Gifted Education

Elementary Principals Explore Ways to Improve Gifted Education
Posted on 02/05/2019

The Douglas County School System is committed to providing the best possible services to its gifted students at all levels. Part of this commitment involves researching all options for delivering gifted services and looking at achievement and growth data for Douglas County as well as for school systems around the state that employ other methods of delivering services to its gifted students.

For many years in Douglas County, students identified as gifted in elementary school have been served through a resource class model, which involved pulling students from their regular education class one day per week and providing them with interdisciplinary activities where the content and pacing differentiated to the degree it would not be  appropriate for typical students at that grade level. Over the last five years, many  elementary principals have requested flexibility to explore other models for delivering services to gifted students.

Among the concerns with the resource model were that gifted students miss a day of instruction from each content area on the day they are pulled out for gifted instruction and that teachers are unable to move forward in the curriculum on the day that gifted students are pulled from the class which impacts the pacing for all students.

Other concerns centered on achievement data. Gifted students across the state outperform Douglas County gifted students by 4% on average, with Douglas County gifted students showing only 3.5% higher growth rate than non-gifted students. Also, the number of students being identified as gifted is not increasing at the expected rate. Georgia districts that use other state-approved models are seeing greater success on the GA Milestones End of Grade Assessments.

In the fall of 2018, Superintendent Trent North gave permission for principals to work with the department of student achievement to consider other gifted models approved by the Georgia Department of Education. Principals met in early January to discuss models and explore scheduling options to maximize instructional segments and services for gifted students. The models discussed, in addition to resource class, included advanced content, cluster grouping, and collaborative teaching. In all of the models, with the exception of resource class, students receive gifted services every day rather than only one day per week.

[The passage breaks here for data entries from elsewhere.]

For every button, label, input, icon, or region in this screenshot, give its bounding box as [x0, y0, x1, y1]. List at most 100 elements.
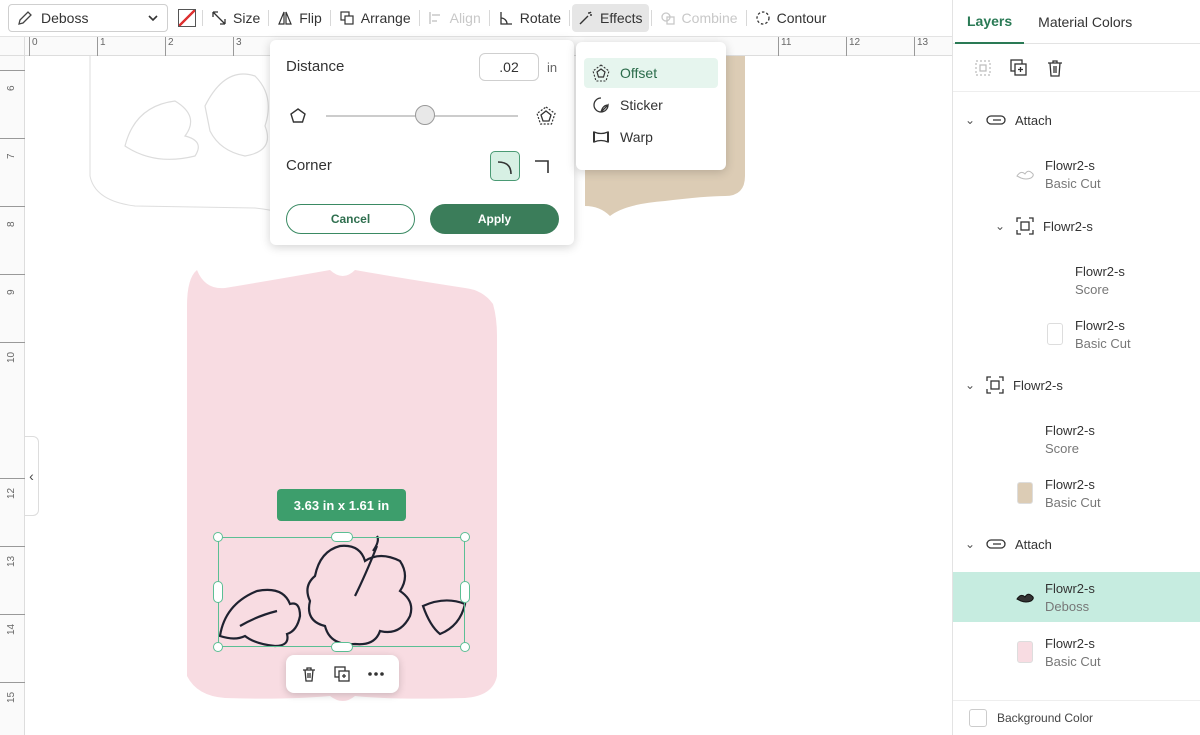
score-thumbnail	[1045, 269, 1061, 291]
effects-label: Effects	[600, 10, 643, 26]
arrange-label: Arrange	[360, 10, 411, 26]
layer-group-attach[interactable]: ⌄ Attach	[953, 524, 1200, 564]
chevron-down-icon[interactable]: ⌄	[993, 219, 1007, 233]
resize-handle-bottom[interactable]	[331, 642, 353, 652]
duplicate-icon[interactable]	[333, 665, 351, 683]
sharp-corner-button[interactable]	[528, 151, 558, 181]
duplicate-layer-icon[interactable]	[1009, 58, 1029, 78]
contour-button[interactable]: Contour	[749, 4, 833, 32]
layer-item[interactable]: Flowr2-s Basic Cut	[953, 148, 1200, 200]
ruler-tick: 11	[778, 37, 791, 56]
ruler-tick: 7	[0, 138, 25, 159]
trash-icon[interactable]	[300, 665, 318, 683]
background-color-option[interactable]: Background Color	[953, 700, 1200, 735]
group-icon[interactable]	[973, 58, 993, 78]
magic-wand-icon	[579, 11, 592, 25]
chevron-down-icon[interactable]: ⌄	[963, 378, 977, 392]
resize-handle-right[interactable]	[460, 581, 470, 603]
layer-item[interactable]: Flowr2-s Basic Cut	[953, 626, 1200, 678]
ruler-tick: 13	[0, 546, 25, 567]
layer-name: Flowr2-s	[1075, 263, 1125, 279]
more-options-icon[interactable]	[366, 665, 386, 683]
sticker-icon	[593, 97, 609, 113]
resize-handle-bottom-left[interactable]	[213, 642, 223, 652]
arrange-button[interactable]: Arrange	[333, 4, 417, 32]
toolbar-divider	[745, 10, 747, 26]
toolbar-divider	[202, 10, 203, 26]
delete-layer-icon[interactable]	[1045, 58, 1065, 78]
layer-actions	[953, 44, 1200, 92]
size-button[interactable]: Size	[205, 4, 266, 32]
distance-slider-thumb[interactable]	[415, 105, 435, 125]
layer-operation: Basic Cut	[1045, 653, 1101, 669]
resize-handle-top[interactable]	[331, 532, 353, 542]
ruler-tick: 10	[0, 342, 25, 363]
line-color-swatch[interactable]	[178, 9, 196, 27]
toolbar-divider	[488, 10, 490, 26]
layer-item[interactable]: Flowr2-s Basic Cut	[953, 308, 1200, 360]
round-corner-icon	[497, 161, 512, 175]
rotate-label: Rotate	[519, 10, 561, 26]
layer-item[interactable]: Flowr2-s Score	[953, 254, 1200, 306]
combine-button[interactable]: Combine	[654, 4, 744, 32]
align-icon	[428, 12, 440, 24]
group-layer-icon	[986, 376, 1004, 394]
resize-handle-left[interactable]	[213, 581, 223, 603]
ruler-corner	[0, 37, 25, 56]
layer-group[interactable]: ⌄ Flowr2-s	[953, 206, 1200, 246]
layer-item[interactable]: Flowr2-s Basic Cut	[953, 467, 1200, 519]
score-thumbnail	[1015, 428, 1031, 450]
layer-group-attach[interactable]: ⌄ Attach	[953, 100, 1200, 140]
align-button[interactable]: Align	[422, 4, 487, 32]
chevron-down-icon[interactable]: ⌄	[963, 537, 977, 551]
layer-name: Flowr2-s	[1045, 635, 1095, 651]
resize-handle-top-left[interactable]	[213, 532, 223, 542]
layer-operation: Score	[1075, 281, 1109, 297]
collapse-panel-toggle[interactable]: ‹	[25, 436, 39, 516]
resize-handle-bottom-right[interactable]	[460, 642, 470, 652]
layer-name: Flowr2-s	[1045, 476, 1095, 492]
layer-item[interactable]: Flowr2-s Score	[953, 413, 1200, 465]
flip-button[interactable]: Flip	[271, 4, 328, 32]
distance-input[interactable]: .02	[479, 53, 539, 81]
group-layer-icon	[1016, 217, 1034, 235]
round-corner-button[interactable]	[490, 151, 520, 181]
chevron-down-icon[interactable]: ⌄	[963, 113, 977, 127]
ruler-tick: 6	[0, 70, 25, 91]
distance-unit: in	[547, 60, 558, 75]
attach-icon	[986, 539, 1006, 549]
toolbar-divider	[329, 10, 331, 26]
resize-icon	[212, 11, 226, 25]
chevron-down-icon	[148, 15, 158, 22]
ruler-tick: 1	[97, 37, 106, 56]
white-thumbnail	[1047, 323, 1063, 345]
background-color-checkbox[interactable]	[969, 709, 987, 727]
ruler-tick: 0	[29, 37, 38, 56]
cancel-button[interactable]: Cancel	[286, 204, 415, 234]
ruler-tick: 12	[0, 478, 25, 499]
layer-operation: Basic Cut	[1075, 335, 1131, 351]
ruler-tick: 2	[165, 37, 174, 56]
resize-handle-top-right[interactable]	[460, 532, 470, 542]
layer-group[interactable]: ⌄ Flowr2-s	[953, 365, 1200, 405]
combine-icon	[660, 12, 675, 25]
arrange-icon	[340, 11, 354, 25]
effects-menu-item-warp[interactable]: Warp	[584, 122, 718, 152]
rotate-button[interactable]: Rotate	[492, 4, 567, 32]
effects-button[interactable]: Effects	[572, 4, 649, 32]
sharp-corner-icon	[535, 160, 549, 173]
toolbar-divider	[650, 10, 652, 26]
tab-layers[interactable]: Layers	[955, 0, 1025, 44]
layer-item-selected[interactable]: Flowr2-s Deboss	[953, 572, 1200, 622]
rotate-angle-icon	[500, 12, 512, 25]
tab-material-colors[interactable]: Material Colors	[1026, 0, 1132, 44]
layer-name: Attach	[1015, 536, 1052, 552]
effects-menu-item-sticker[interactable]: Sticker	[584, 90, 718, 120]
effects-menu-item-offset[interactable]: Offset	[584, 58, 718, 88]
apply-button[interactable]: Apply	[430, 204, 559, 234]
operation-select[interactable]: Deboss	[8, 4, 168, 32]
selection-box[interactable]	[218, 537, 465, 647]
ruler-tick: 8	[0, 206, 25, 227]
combine-label: Combine	[681, 10, 738, 26]
vertical-ruler: 6 7 8 9 10 12 13 14 15	[0, 56, 25, 735]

Because of factors including the number of gifted students at each school, the model used at each school may vary. Principals have the flexibility, in collaboration with the office of student achievement, to choose the model that  best fits their student population. Based upon their student and school needs, principals may decide whether or not they will keep the resource class  model in addition to the cluster model.

Moving to other models will require additional teachers in each building to become certified in gifted education. Principals met with their staff in January to explain the options to increase gifted services for students. Teachers were asked not to share this  information until specific details involving staffing and scheduling were worked out, at which point parents would be informed of potential changes.

As principals evaluate and decide upon the most appropriate delivery model for their school, next steps include: providing professional learning to support all gifted models, offering the gifted endorsement course for all interested and qualified teachers, assisting principals with scheduling, and strengthening teachers’ understanding of the process for identifying new gifted students. Principals will meet with parents of gifted students this school year as they gain a clearer understanding of which model will work best for their students.

“We appreciate the understanding of our parents as we work through this process,” said Pam Nail, Chief Academic Officer. “We want to ensure that any changes will benefit our gifted students. They deserve to be challenged at the highest levels every day.”